ENEMIES AND ALLIANCES
1902—The Bowery
The church smelled of incense. Once, the cloying sweetness of frankincense and myrrh had been a comfort to Viola. Now it reminded her of a tomb. On the altar, the priest murmured in Latin, his low voice rolling through familiar litanies as the people dotting the hard wooden pews mumbled their responses.
Viola’s mother was among them. Pasqualina Vaccarelli sat in her usual position on the left side of the aisle, where she could face the Blessed Mother.

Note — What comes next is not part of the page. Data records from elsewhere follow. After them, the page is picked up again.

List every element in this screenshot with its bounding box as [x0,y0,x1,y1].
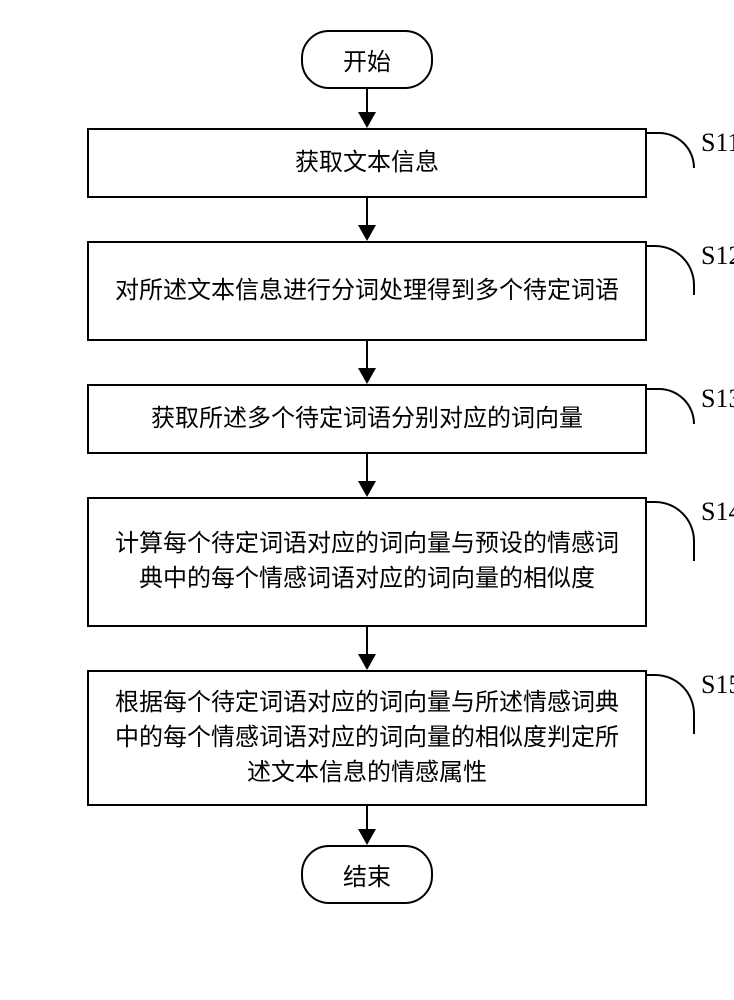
arrow [358,89,376,128]
arrow-line [366,198,368,226]
arrow-head-icon [358,112,376,128]
arrow [358,341,376,384]
step-wrap: 对所述文本信息进行分词处理得到多个待定词语 S120 [87,241,647,341]
step-text: 获取所述多个待定词语分别对应的词向量 [151,402,583,437]
start-label: 开始 [343,50,391,76]
step-box: 根据每个待定词语对应的词向量与所述情感词典中的每个情感词语对应的词向量的相似度判… [87,670,647,806]
step-box: 对所述文本信息进行分词处理得到多个待定词语 [87,241,647,341]
arrow-head-icon [358,654,376,670]
arrow-head-icon [358,225,376,241]
arrow-line [366,89,368,113]
step-label-wrap: S140 [647,497,734,627]
arrow-head-icon [358,829,376,845]
arrow-line [366,806,368,830]
arrow-line [366,627,368,655]
arrow [358,627,376,670]
step-text: 获取文本信息 [295,146,439,181]
end-label: 结束 [343,865,391,891]
step-box: 获取文本信息 [87,128,647,198]
step-label-wrap: S150 [647,670,734,806]
step-wrap: 获取所述多个待定词语分别对应的词向量 S130 [87,384,647,454]
arrow [358,198,376,241]
step-label: S110 [695,128,734,158]
arrow [358,806,376,845]
end-terminal: 结束 [301,845,433,904]
step-label-wrap: S120 [647,241,734,341]
step-wrap: 获取文本信息 S110 [87,128,647,198]
step-wrap: 计算每个待定词语对应的词向量与预设的情感词典中的每个情感词语对应的词向量的相似度… [87,497,647,627]
step-label-wrap: S110 [647,128,734,198]
step-box: 计算每个待定词语对应的词向量与预设的情感词典中的每个情感词语对应的词向量的相似度 [87,497,647,627]
step-wrap: 根据每个待定词语对应的词向量与所述情感词典中的每个情感词语对应的词向量的相似度判… [87,670,647,806]
leader-line [647,388,695,424]
step-label: S130 [695,384,734,414]
step-label: S150 [695,670,734,700]
leader-line [647,132,695,168]
step-label: S140 [695,497,734,527]
flowchart: 开始 获取文本信息 S110 对所述文本信息进行分词处理得到多个待定词语 S12… [0,0,734,904]
arrow-head-icon [358,481,376,497]
arrow-head-icon [358,368,376,384]
step-text: 根据每个待定词语对应的词向量与所述情感词典中的每个情感词语对应的词向量的相似度判… [109,686,625,790]
arrow [358,454,376,497]
step-label-wrap: S130 [647,384,734,454]
step-text: 对所述文本信息进行分词处理得到多个待定词语 [115,274,619,309]
leader-line [647,245,695,295]
leader-line [647,501,695,561]
arrow-line [366,341,368,369]
step-text: 计算每个待定词语对应的词向量与预设的情感词典中的每个情感词语对应的词向量的相似度 [109,527,625,597]
arrow-line [366,454,368,482]
step-box: 获取所述多个待定词语分别对应的词向量 [87,384,647,454]
start-terminal: 开始 [301,30,433,89]
leader-line [647,674,695,734]
step-label: S120 [695,241,734,271]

Like the other women in attendance, her head was covered by a heavy mantle, and Viola knew that wooden beads turned dark by age would be spilling through her mother’s fingers as Pasqualina moved silently through the prayers of the rosary. The beads had been her grandmother’s, carried like a treasure across the ocean. Now they would never be Viola’s.
From her own pew at the back of the church, Viola kept her veil pulled close around her face and her head bowed. She lifted her eyes only enough to take stock of the situation. There were at least three of her brother’s men stationed at various points around the nave. The Five Pointers were familiar enough with the mass that they were virtually indistinguishable from the other worshippers as they stood and knelt, their hands clasped in prayer as they sang the appropriate responses to the priest’s call. But the early weekday mass was populated mostly by women or those too old to work. Young and hardened by the streets as they were, Paul Kelly’s men stood out.
Not Paolo’s, Viola reminded herself. They were Torrio’s now.
Mass ended, and the worshippers began stirring to leave. If her mother knew the men were there, she did not show it. Despite the stifling heat of the church, Pasqualina pulled her shawl around her as she left the pew, genuflected to the altar, and then turned to go. She passed Viola without seeing her.
The men began to stir, preparing to follow the older woman.
Viola allowed her magic to unfurl, but only a little. Her soul might be forever marked, but there were certain lines she would never cross. Killing here in the presence of god himself was one of those. She slowed their blood just a little, enough to have the men sinking back into their pews. Enough so she could follow her mother into the vestibule without them seeing.
“Mamma?” Viola whispered, catching her attention before Pasqualina could leave the church.
Her mother turned, dark eyes wide and a look of shock—of fear—on her wrinkled face. But the expression quickly softened to something more like confusion. “What are you doing here?” she asked in the Sicilian of her childhood. The language wrapped around her, but the harshness in her mother’s tone grated against Viola’s already frayed nerves.
“We have to go, Mamma,” she urged. She took her mother gently by the arm and started to lead her toward the open door. Outside, the streets bustled, and freedom waited.
Her mother frowned and pulled away. “What are you talking about?”
“We need to go. Away from here,” she said. “You’re not safe, not without Paolo.”
At her brother’s name, Viola’s mother’s face turned hard. “You speak his name to me after what you have done?”
Unease skittered through Viola. “What I’ve done?”
“It’s your fault that my Paolo, that my boy, is in that terrible place,” her mother said. “Mr. Torrio, he told me everything. He told me how you betrayed your brother.”
Viola took a step back. “Torrio is the one who betrayed Paolo, Mamma. Not me.”
Pasqualina glared at her. “You think I believe this? After so little care you have for your own blood?”